My own experience of coming to terms with my transness, which was only in the past 7 years, was already very different from the people who transitioned a decade earlier, and I have the distinct impression that things have changed again, especially for the younger folks.  The whole approach to gender is evolving rapidly.  My older child says they're trans, but I really can't figure out what "trans" means to them or their trans friends.  It reminds me of how we are warned not to project our current notions of gender and trans-ness on previous centuries or even generations.*  E.g., to call Billy Tipton a "trans man" is to distort his experiences and his way of looking at himself.  Maybe my grandchildren (assuming I ever have grandchildren!) will have trouble understanding my generation's way of looking at gender and being trans.

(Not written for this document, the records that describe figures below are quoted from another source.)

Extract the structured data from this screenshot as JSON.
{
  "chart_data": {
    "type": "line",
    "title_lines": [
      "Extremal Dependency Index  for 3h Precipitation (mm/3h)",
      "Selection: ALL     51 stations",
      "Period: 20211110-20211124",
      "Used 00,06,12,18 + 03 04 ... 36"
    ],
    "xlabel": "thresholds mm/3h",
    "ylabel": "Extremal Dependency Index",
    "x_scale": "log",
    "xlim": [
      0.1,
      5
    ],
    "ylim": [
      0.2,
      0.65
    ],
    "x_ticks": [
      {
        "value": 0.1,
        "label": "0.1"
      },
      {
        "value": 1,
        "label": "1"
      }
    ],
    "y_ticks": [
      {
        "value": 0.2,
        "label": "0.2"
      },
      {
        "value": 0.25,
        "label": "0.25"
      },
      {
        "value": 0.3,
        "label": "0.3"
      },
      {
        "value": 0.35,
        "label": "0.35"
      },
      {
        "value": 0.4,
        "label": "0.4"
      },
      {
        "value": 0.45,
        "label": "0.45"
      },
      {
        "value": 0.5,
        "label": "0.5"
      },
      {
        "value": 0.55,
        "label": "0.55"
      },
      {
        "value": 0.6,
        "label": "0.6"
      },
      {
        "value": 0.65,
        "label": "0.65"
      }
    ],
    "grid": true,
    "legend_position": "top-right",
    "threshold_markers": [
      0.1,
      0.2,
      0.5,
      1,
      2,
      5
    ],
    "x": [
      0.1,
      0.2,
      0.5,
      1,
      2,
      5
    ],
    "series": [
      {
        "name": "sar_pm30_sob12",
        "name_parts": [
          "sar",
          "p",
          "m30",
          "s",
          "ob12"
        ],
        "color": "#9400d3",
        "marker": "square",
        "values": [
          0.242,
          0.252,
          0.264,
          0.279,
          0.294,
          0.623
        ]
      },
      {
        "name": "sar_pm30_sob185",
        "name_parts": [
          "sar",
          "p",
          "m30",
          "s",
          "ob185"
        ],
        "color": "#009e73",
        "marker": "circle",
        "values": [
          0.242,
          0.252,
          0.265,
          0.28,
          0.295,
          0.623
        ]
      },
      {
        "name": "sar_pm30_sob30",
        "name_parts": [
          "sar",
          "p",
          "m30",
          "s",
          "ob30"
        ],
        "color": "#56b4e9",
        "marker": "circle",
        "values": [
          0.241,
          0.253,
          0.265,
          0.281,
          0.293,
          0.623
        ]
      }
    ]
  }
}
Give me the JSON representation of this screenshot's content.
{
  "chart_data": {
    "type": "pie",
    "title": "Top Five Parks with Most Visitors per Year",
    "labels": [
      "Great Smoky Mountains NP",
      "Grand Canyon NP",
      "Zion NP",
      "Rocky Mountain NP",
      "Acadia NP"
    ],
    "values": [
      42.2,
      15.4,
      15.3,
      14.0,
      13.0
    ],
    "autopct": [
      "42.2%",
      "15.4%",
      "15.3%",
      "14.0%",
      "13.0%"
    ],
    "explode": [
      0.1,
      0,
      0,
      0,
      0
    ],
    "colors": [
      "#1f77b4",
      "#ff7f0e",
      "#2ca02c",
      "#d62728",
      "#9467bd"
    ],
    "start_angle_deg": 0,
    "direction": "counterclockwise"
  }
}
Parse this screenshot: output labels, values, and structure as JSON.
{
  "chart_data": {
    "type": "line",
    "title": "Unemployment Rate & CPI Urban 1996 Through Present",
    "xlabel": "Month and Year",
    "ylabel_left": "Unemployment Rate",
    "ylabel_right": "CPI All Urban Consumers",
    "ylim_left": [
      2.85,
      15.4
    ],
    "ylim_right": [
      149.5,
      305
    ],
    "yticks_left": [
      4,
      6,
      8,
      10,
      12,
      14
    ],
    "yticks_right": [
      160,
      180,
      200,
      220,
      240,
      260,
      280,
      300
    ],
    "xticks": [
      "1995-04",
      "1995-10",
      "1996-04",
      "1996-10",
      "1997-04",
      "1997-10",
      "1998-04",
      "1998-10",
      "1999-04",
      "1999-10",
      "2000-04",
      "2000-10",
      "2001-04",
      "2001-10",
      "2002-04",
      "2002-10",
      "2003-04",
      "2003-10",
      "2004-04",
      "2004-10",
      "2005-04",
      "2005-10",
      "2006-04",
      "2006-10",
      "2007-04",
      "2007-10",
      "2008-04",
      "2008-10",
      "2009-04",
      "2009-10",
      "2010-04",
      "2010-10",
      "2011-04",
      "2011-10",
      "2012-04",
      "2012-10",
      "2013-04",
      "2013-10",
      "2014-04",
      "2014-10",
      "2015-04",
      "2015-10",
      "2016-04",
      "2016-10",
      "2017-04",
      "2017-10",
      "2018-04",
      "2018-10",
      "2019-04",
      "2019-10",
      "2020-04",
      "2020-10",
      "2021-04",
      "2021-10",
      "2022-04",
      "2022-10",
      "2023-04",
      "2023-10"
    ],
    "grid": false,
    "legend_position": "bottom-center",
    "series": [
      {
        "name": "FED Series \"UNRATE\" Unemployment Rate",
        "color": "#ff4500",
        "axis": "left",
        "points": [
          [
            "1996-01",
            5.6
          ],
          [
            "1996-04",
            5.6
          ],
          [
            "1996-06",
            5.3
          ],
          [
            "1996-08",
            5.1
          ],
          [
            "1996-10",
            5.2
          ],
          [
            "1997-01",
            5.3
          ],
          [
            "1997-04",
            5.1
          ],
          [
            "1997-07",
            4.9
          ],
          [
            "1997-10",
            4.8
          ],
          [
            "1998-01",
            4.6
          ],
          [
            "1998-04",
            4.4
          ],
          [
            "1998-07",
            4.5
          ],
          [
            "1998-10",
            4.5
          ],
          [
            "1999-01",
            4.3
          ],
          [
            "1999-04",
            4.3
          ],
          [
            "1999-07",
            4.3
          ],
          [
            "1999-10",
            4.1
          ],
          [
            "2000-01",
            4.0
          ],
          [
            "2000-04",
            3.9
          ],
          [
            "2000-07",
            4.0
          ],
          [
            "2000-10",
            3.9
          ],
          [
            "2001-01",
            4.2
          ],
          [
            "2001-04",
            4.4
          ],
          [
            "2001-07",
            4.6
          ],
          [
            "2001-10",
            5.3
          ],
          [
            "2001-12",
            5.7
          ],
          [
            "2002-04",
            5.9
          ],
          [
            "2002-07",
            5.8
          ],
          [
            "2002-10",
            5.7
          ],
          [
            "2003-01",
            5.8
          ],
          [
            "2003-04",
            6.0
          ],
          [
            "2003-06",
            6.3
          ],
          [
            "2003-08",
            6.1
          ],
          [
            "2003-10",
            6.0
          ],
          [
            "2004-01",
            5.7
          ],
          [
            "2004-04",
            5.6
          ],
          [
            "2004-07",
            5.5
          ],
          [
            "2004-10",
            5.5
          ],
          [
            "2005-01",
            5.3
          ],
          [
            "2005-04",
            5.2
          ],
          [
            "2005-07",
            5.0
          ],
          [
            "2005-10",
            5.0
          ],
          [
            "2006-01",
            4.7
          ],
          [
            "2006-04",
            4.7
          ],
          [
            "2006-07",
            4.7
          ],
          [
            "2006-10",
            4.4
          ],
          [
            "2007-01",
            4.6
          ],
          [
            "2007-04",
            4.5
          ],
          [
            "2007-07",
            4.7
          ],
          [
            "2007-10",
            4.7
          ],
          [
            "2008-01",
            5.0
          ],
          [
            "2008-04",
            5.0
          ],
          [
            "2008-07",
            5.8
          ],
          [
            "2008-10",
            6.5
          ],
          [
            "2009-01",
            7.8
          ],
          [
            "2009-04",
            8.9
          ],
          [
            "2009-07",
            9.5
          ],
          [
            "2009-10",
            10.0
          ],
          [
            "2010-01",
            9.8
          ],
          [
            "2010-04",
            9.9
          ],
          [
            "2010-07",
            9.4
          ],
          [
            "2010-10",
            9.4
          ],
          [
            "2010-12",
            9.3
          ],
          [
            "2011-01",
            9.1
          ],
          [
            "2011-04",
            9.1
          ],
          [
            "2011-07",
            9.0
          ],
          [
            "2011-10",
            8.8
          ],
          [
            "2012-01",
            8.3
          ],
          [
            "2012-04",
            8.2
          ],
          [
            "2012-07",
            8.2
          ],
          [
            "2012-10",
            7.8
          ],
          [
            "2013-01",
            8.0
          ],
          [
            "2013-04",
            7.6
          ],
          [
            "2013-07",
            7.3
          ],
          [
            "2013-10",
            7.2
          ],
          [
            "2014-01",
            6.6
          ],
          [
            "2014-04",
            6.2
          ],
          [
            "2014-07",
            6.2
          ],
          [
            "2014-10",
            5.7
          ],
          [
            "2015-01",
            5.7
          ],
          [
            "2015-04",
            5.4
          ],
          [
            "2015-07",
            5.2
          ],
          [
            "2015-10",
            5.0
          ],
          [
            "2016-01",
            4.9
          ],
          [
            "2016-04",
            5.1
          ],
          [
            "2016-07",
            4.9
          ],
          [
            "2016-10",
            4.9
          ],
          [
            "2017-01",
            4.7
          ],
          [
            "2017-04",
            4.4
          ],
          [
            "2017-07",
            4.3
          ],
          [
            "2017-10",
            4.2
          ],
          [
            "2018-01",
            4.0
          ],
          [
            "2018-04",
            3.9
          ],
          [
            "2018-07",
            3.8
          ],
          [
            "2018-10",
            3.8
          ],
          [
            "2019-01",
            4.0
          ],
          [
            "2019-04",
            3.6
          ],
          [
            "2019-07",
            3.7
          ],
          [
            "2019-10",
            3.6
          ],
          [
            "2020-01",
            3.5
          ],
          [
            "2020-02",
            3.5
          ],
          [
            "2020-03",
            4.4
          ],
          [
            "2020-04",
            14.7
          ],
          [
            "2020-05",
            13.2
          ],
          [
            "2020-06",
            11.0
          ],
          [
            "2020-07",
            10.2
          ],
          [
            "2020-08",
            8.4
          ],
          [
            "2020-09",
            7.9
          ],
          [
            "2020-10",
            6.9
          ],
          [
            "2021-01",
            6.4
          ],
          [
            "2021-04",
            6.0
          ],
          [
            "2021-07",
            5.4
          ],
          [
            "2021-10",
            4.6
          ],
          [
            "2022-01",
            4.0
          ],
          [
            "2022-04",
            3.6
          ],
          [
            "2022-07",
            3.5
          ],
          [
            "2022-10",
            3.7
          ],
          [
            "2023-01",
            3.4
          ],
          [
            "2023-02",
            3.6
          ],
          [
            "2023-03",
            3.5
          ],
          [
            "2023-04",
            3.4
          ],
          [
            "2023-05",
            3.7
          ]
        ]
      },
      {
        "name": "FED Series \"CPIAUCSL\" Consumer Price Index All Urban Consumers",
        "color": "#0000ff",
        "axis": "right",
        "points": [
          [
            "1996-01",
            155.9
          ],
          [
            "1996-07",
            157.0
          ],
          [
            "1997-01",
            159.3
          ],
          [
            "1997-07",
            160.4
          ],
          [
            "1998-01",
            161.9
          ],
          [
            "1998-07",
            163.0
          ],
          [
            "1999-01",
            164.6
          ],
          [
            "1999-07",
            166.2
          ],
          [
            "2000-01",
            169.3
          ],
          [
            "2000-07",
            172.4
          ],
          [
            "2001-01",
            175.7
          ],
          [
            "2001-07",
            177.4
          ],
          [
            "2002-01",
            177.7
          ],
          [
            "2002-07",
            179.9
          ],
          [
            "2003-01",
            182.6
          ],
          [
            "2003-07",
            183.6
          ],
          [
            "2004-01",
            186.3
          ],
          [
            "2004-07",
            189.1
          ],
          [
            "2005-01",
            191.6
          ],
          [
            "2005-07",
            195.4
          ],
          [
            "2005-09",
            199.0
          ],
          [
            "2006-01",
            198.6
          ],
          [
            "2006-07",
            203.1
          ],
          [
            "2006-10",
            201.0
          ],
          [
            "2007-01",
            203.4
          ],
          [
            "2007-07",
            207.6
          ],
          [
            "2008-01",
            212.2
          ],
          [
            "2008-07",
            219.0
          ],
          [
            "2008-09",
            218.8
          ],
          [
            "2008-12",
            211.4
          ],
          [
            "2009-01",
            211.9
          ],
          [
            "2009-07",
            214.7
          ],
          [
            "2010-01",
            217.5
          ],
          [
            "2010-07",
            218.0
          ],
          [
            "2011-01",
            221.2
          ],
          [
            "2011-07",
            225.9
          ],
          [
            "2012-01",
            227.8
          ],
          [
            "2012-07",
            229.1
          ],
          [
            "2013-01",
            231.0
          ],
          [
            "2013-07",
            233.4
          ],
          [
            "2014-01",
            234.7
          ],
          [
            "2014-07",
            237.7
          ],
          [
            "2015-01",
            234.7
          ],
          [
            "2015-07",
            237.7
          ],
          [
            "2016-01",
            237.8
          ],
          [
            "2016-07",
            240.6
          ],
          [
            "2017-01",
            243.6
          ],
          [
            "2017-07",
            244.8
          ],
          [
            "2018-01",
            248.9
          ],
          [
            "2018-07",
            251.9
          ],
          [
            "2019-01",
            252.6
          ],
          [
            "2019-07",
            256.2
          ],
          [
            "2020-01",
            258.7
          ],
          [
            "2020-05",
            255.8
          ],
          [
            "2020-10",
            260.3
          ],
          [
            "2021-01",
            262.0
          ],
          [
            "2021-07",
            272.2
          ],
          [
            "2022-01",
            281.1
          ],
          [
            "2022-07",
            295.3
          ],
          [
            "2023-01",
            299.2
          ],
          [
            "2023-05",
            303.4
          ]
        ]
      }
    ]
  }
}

For that matter, I have a hard time understanding those of "my generation."   I feel a lot more at home among 20-something non-binary presenting non-binary folks than I do with trans people closer to my own age.

* Not to mention different societies.

RandiL:
I think you said it in the final paragraph, about feeling more comfortable with 20-somethings than your own generation. I'm 68 and find relatively few others my age locally. I think my generation has many fewer people who get or understand about being trans. So what you are talking about may very much be a generational thing rather than being directly tied to a timeframe (the 2020's).

Sent from my dual-floppy Victor 9000 using Tapatalk

Rakel:

--- Quote from: Asche on May 09, 2021, 07:08:28 pm ---I was thinking: I don't know how much my experience will help the newer people....

--- End quote ---

Gender dysphoria has been around for thousands of years, in fact, ever since mankind has become self aware.

Every generation has their own way of expressing them selves and those of us with gender dysphoria are no different from our peers. At times we were vilified and incarcerated. At others times we were humiliated. Only today we are somewhat accepted and not by everyone. We have always expressed ourselves with the language and terms we are familiar with.

Every generation can learn from those who preceded us. The issues are the same, only the circumstances are different for each generation. If we fail to know our history, then we are doomed to repeat past mistakes.

This is just my opinion. Everyone is free to accept or ignore my comments.